Max aida donc Toine dans sa marche, parfois même en le portant. Quant à Simone, elle prit la main de sa mère et ne la lâcha plus jusqu’à leur arrivée à l’aire de repos. Bien sûr, les derniers kilomètres étaient loin d’être les plus faciles. Tous étaient fourbus mais tellement heureux de l’issue de cette histoire. Toine et Simone passèrent les dernières heures de cette randonnée forcée à raconter leur grande aventure dans la montagne.

Fred, qui écoutait distraitement, tentait d’analyser le vrai du faux, le probable de l’invraisemblable. Rien n’était logique avec ce qu’elle connaissait de cette montagne. Et pourtant, elle ne s’en vantait pas souvent, elle faisait partie des plus grands experts de cette région. Elle écoutait donc en silence, les élucubrations de ces adolescents en se disant que, franchement, ils en avaient de l’imagination.

Leur arrivée à l’aire de repos fit sensation. L’agent de faction fit une tête à s’en décrocher la mâchoire en découvrant les enfants. Ils avaient réussi ! Ils les avaient retrouvés ! Il appela une ambulance et, dans l’attente, installa Toine confortablement sur la banquette arrière de la voiture. Fred s’avança vers Valérie, le regard bienveillant.

  • Vous êtes une sacrée bonne femme, vous savez ! Vous n’avez jamais douté !
  • Si, j’ai douté, surtout lorsque nous avons quitté le lieu de l’éboulement. J’ai cru que je ne les reverrai plus jamais. Merci, Fred ! Sans vous, je....
  • Non, Valérie, c’est vous qui avez retrouvé vos enfants. Avec une boussole que je n’ai pas : votre instinct maternel.

Elle lui serra la main pour lui dire au revoir et fit signe de loin à Max et à Simone qui se trouvaient près de Toine. Puis elle se dirigea vers sa voiture, le cerveau en ébullition. Il y avait quelque chose dans cette montagne qui l’intriguait et elle ne laisserait pas ces questions sans réponse. Max et Simone la regardèrent s’éloigner.

  • C’est qui en réalité cette femme ? demanda Simone à son beau-père.
  • C’est une guide de la région. On ne vous aurait pas retrouvé sans elle.
  • Je n’aime pas sa manière de mettre en doute notre histoire. On a vraiment vécu cette aventure et Jo est bien berger !

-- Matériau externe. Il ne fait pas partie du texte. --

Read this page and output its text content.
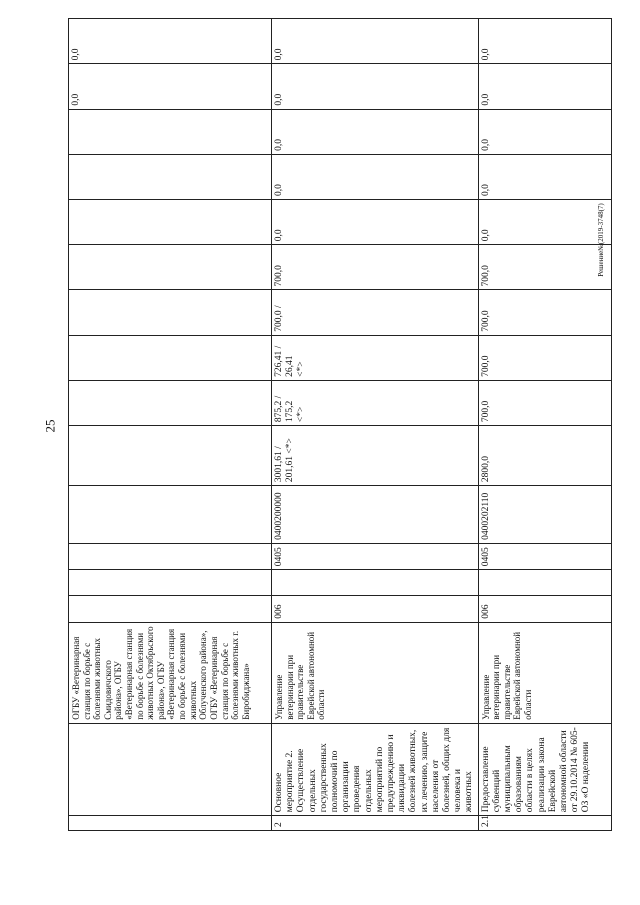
25
Решение№(2019-3748(7)
		ОГБУ «Ветеринарная станция по борьбе с болезнями животных Смидовичского района», ОГБУ «Ветеринарная станция по борьбе с болезнями животных Октябрьского района», ОГБУ «Ветеринарная станция по борьбе с болезнями животных Облученского района», ОГБУ «Ветеринарная станция по борьбе с болезнями животных г. Биробиджана»													0,0	0,0
2	Основное мероприятие 2. Осуществление отдельных государственных полномочий по организации проведения отдельных мероприятий по предупреждению и ликвидации болезней животных, их лечению, защите населения от болезней, общих для человека и животных	Управление ветеринарии при правительстве Еврейской автономной области	006		0405	0400200000	3001,61 / 201,61 <*>	875,2 / 175,2 <*>	726,41 / 26,41 <*>	700,0 /	700,0	0,0	0,0	0,0	0,0	0,0
2.1	Предоставление субвенций муниципальным образованиям области в целях реализации закона Еврейской автономной области от 29.10.2014 № 605-ОЗ «О наделении	Управление ветеринарии при правительстве Еврейской автономной области	006		0405	0400202110	2800,0	700,0	700,0	700,0	700,0	0,0	0,0	0,0	0,0	0,0
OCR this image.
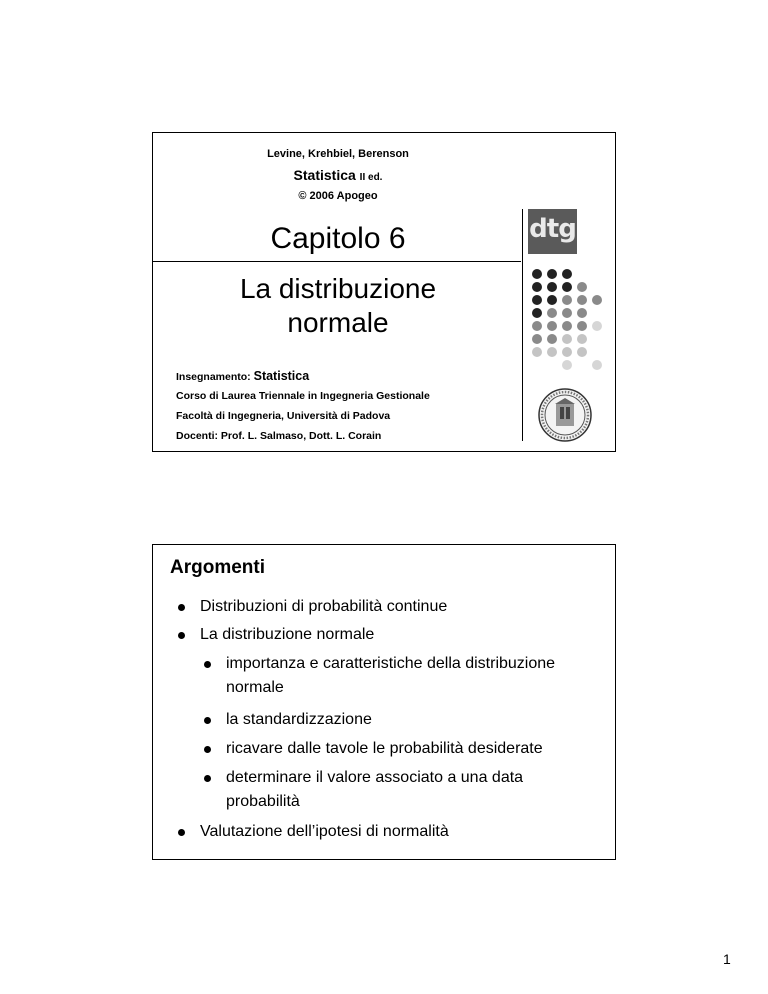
Levine, Krehbiel, Berenson
Statistica II ed.
© 2006 Apogeo
Capitolo 6
La distribuzione
normale
Insegnamento: Statistica
Corso di Laurea Triennale in Ingegneria Gestionale
Facoltà di Ingegneria, Università di Padova
Docenti: Prof. L. Salmaso, Dott. L. Corain
dtg
Argomenti
Distribuzioni di probabilità continue
La distribuzione normale
importanza e caratteristiche della distribuzione
normale
la standardizzazione
ricavare dalle tavole le probabilità desiderate
determinare il valore associato a una data
probabilità
Valutazione dell’ipotesi di normalità
1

Max ne put s’empêcher de sourire face à l’insolence de Simone.

  • Tu sais que tu m’as manqué, toi ? finit-il par dire avec tendresse en lui enserrant les épaules.

Simone riait de bon cœur. Une nouvelle complicité naissait. Elle l’avait vu rongé par l’inquiétude, hagard et complètement fourbu à force de les chercher. Elle savait que désormais, elle pouvait compter sur lui et lui faire confiance. Finalement, cette

mésaventure lui avait ouvert les yeux et lui faisait découvrir la vie sous un autre angle.